Now we want to generate some reconstructions, so first we are going to generate some samples.

# Randomly select some examples.
whichex = np.random.randint(low=0, high=100, size=1) 
samples = list()
indexes = list()
for i in range(10):
    index = np.where(y_digits==i)[0][whichex]
    samples.append(x_digits[index])
    indexes.append(index)
X_samp = np.concatenate(samples)
indexes = np.array(indexes)

And now we will use the weights obtained using PCA and the indexes used to extract the samples to reconstruct the data by using np.dot function to perform matrix multiplication between the weights and the components.

### TODO:
### - Generate the reconstructions array using the weights and the components.
### Recall that PCA is a matrix decomposition, hence the result of the decomposition may be retrive using matrix product.

Finally, we compare each reconstructed sample with the original one. You may use plot_original_digits_and_pca_reconstruction() for plotting the results.

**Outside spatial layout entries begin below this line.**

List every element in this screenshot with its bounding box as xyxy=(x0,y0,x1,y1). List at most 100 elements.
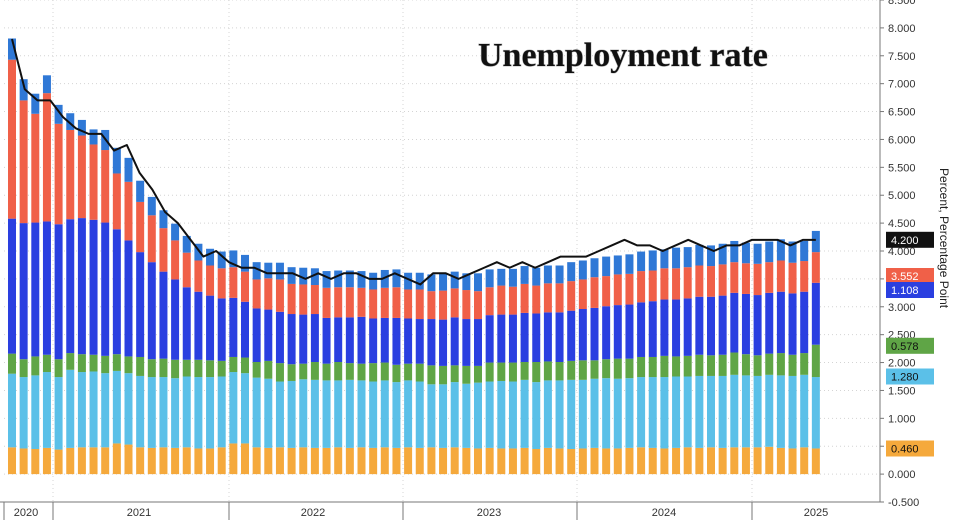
bar-segment-red xyxy=(683,267,692,299)
bar-segment-green xyxy=(77,354,86,373)
bar-segment-blue xyxy=(602,256,611,277)
y-tick-label: 8.500 xyxy=(888,0,916,7)
bar-segment-red xyxy=(765,262,774,293)
bar-segment-dark-blue xyxy=(765,292,774,354)
value-tag: 0.460 xyxy=(886,440,934,457)
bar-segment-dark-blue xyxy=(101,222,110,356)
bar-segment-green xyxy=(369,363,378,382)
bar-segment-green xyxy=(625,358,634,379)
bar-segment-blue xyxy=(765,241,774,263)
bar-segment-green xyxy=(508,362,517,382)
bar-segment-green xyxy=(427,365,436,385)
bar-segment-orange xyxy=(299,447,308,475)
bar-segment-orange xyxy=(543,447,552,475)
bar-segment-orange xyxy=(42,447,51,475)
bar-segment-green xyxy=(648,356,657,378)
bar-segment-green xyxy=(532,362,541,383)
bar-segment-green xyxy=(194,359,203,378)
bar-segment-green xyxy=(42,354,51,373)
bar-segment-red xyxy=(89,144,98,220)
chart-title: Unemployment rate xyxy=(478,37,768,74)
bar-segment-light-blue xyxy=(707,375,715,448)
bar-segment-orange xyxy=(77,447,86,475)
bar-segment-dark-blue xyxy=(124,240,133,357)
bar-segment-green xyxy=(217,360,226,377)
bar-segment-red xyxy=(241,271,249,302)
bar-segment-light-blue xyxy=(800,374,809,448)
bar-segment-light-blue xyxy=(217,376,226,448)
y-axis-title: Percent, Percentage Point xyxy=(937,168,951,309)
bar-segment-blue xyxy=(567,262,576,282)
bar-segment-red xyxy=(252,279,261,309)
bar-segment-blue xyxy=(357,271,366,288)
bar-segment-dark-blue xyxy=(800,291,809,354)
bar-segment-red xyxy=(42,93,51,222)
bar-segment-blue xyxy=(322,271,331,288)
bar-segment-light-blue xyxy=(485,381,494,448)
bar-segment-red xyxy=(695,265,704,297)
bar-segment-orange xyxy=(474,448,482,475)
bar-segment-dark-blue xyxy=(660,299,669,356)
bar-segment-green xyxy=(718,354,727,376)
bar-segment-light-blue xyxy=(392,382,401,448)
bar-segment-dark-blue xyxy=(159,271,168,359)
bar-segment-light-blue xyxy=(147,377,156,448)
y-tick-label: 7.000 xyxy=(888,79,916,91)
bar-segment-blue xyxy=(310,268,319,286)
x-tick-label: 2024 xyxy=(652,507,676,519)
bar-segment-green xyxy=(439,365,448,385)
bar-segment-blue xyxy=(345,270,354,288)
bar-segment-red xyxy=(54,123,63,225)
bar-segment-green xyxy=(241,357,249,374)
bar-segment-green xyxy=(171,359,180,379)
bar-segment-green xyxy=(19,359,28,378)
bar-segment-red xyxy=(718,264,727,296)
bar-segment-blue xyxy=(672,247,681,269)
bar-segment-red xyxy=(590,277,599,308)
bar-segment-dark-blue xyxy=(415,319,424,364)
bar-segment-blue xyxy=(182,235,191,253)
bar-segment-blue xyxy=(532,267,541,286)
value-tag-background xyxy=(886,231,934,248)
bar-segment-orange xyxy=(765,446,774,475)
bar-segment-dark-blue xyxy=(555,312,564,362)
y-tick-label: 6.500 xyxy=(888,107,916,119)
bar-segment-dark-blue xyxy=(147,262,156,360)
bar-segment-dark-blue xyxy=(380,317,389,363)
bar-segment-light-blue xyxy=(497,380,506,449)
bar-segment-orange xyxy=(672,447,681,475)
bar-segment-dark-blue xyxy=(602,306,611,360)
bar-segment-blue xyxy=(404,272,413,290)
bar-segment-green xyxy=(380,362,389,381)
bar-segment-blue xyxy=(811,230,820,253)
bar-segment-orange xyxy=(578,448,587,475)
bar-segment-green xyxy=(404,363,413,381)
bar-segment-red xyxy=(555,283,564,313)
bar-segment-red xyxy=(415,289,424,320)
bar-segment-blue xyxy=(89,129,98,145)
bar-segment-green xyxy=(590,360,599,379)
x-tick-label: 2023 xyxy=(477,507,501,519)
bar-segment-green xyxy=(334,362,343,381)
bar-segment-blue xyxy=(415,272,424,290)
bar-segment-light-blue xyxy=(287,380,296,448)
bar-segment-orange xyxy=(602,448,611,475)
value-tag-label: 0.578 xyxy=(891,341,919,353)
bar-segment-red xyxy=(369,289,378,319)
bar-segment-light-blue xyxy=(648,377,657,448)
bar-segment-green xyxy=(345,363,354,380)
bar-segment-red xyxy=(497,285,506,315)
bar-segment-green xyxy=(707,355,715,376)
bar-segment-light-blue xyxy=(741,375,750,448)
bar-segment-light-blue xyxy=(310,379,319,448)
bar-segment-red xyxy=(194,260,203,292)
bar-segment-green xyxy=(730,352,739,375)
bar-segment-orange xyxy=(357,447,366,475)
bar-segment-orange xyxy=(19,448,28,475)
bar-segment-light-blue xyxy=(718,375,727,448)
bar-segment-orange xyxy=(707,447,715,475)
bar-segment-blue xyxy=(497,268,506,286)
y-tick-label: 5.500 xyxy=(888,162,916,174)
value-tag-label: 4.200 xyxy=(891,235,919,247)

def plot_original_digits_and_pca_reconstruction(X_samp, reconstructions):
    """
    Plot the original digits and their PCA reconstructions.
    Parameters:
    - X_samp (numpy.ndarray): Array of original digits.
    - reconstructions (numpy.ndarray): Array of reconstructed digits.
    """
    plt.figure(figsize=(20,5))
    for plot_index,(digit,reconstruction) in enumerate(zip(X_samp,reconstructions)):
        plt.subplot(2,10,plot_index*2+1)

        plt.imshow(digit.reshape((8,8)),cmap=plt.cm.gray,vmin=x_digits.min(),vmax=x_digits.max())
        plt.xticks([])
        plt.yticks([])
        plt.title('$x$')

        plt.subplot(2,10,plot_index*2+2)
        plt.imshow(reconstruction.reshape((8,8)),cmap=plt.cm.gray,vmin=reconstructions.min(),vmax=reconstructions.max())
        plt.xticks([])
        plt.yticks([])
        error = np.sum((reconstruction-digit)**2)
        plt.title('${\~x}$, error %.2E' % error)

    plt.show()

T-SNE⚓

To give an example of the importance of manifold learning, we train a TSNE model and plot the 2D visualization. We will not get into more details here, but note that TSNE is a very common tool to study data in an unsupervised manner.

from sklearn.manifold import TSNE

unsup = TSNE(random_state=0)
examples = unsup.fit_transform(x_digits)
plt.scatter(examples[:,0], examples[:,1], c=y_digits)
plt.colorbar()

Application⚓

There are three things to do :

Choose a couple of unsupervised learning algorithms from the following list:
Use synthetic data generation, or a simple "toy" dataset, to explain how the algorithms work, and the influence of their hyperparameters.
Apply these algorithms to your chosen application, by referring to the application pages (section "Ressources for Session 3")

Note

When evaluating a clustering technique, you can use the ground truth labels to evaluate the quality of your clustering. Remember that you can have a different number of clusters than the "true" number of classes.

In Session 4, you will have to present these three things in a 15 minutes presentation.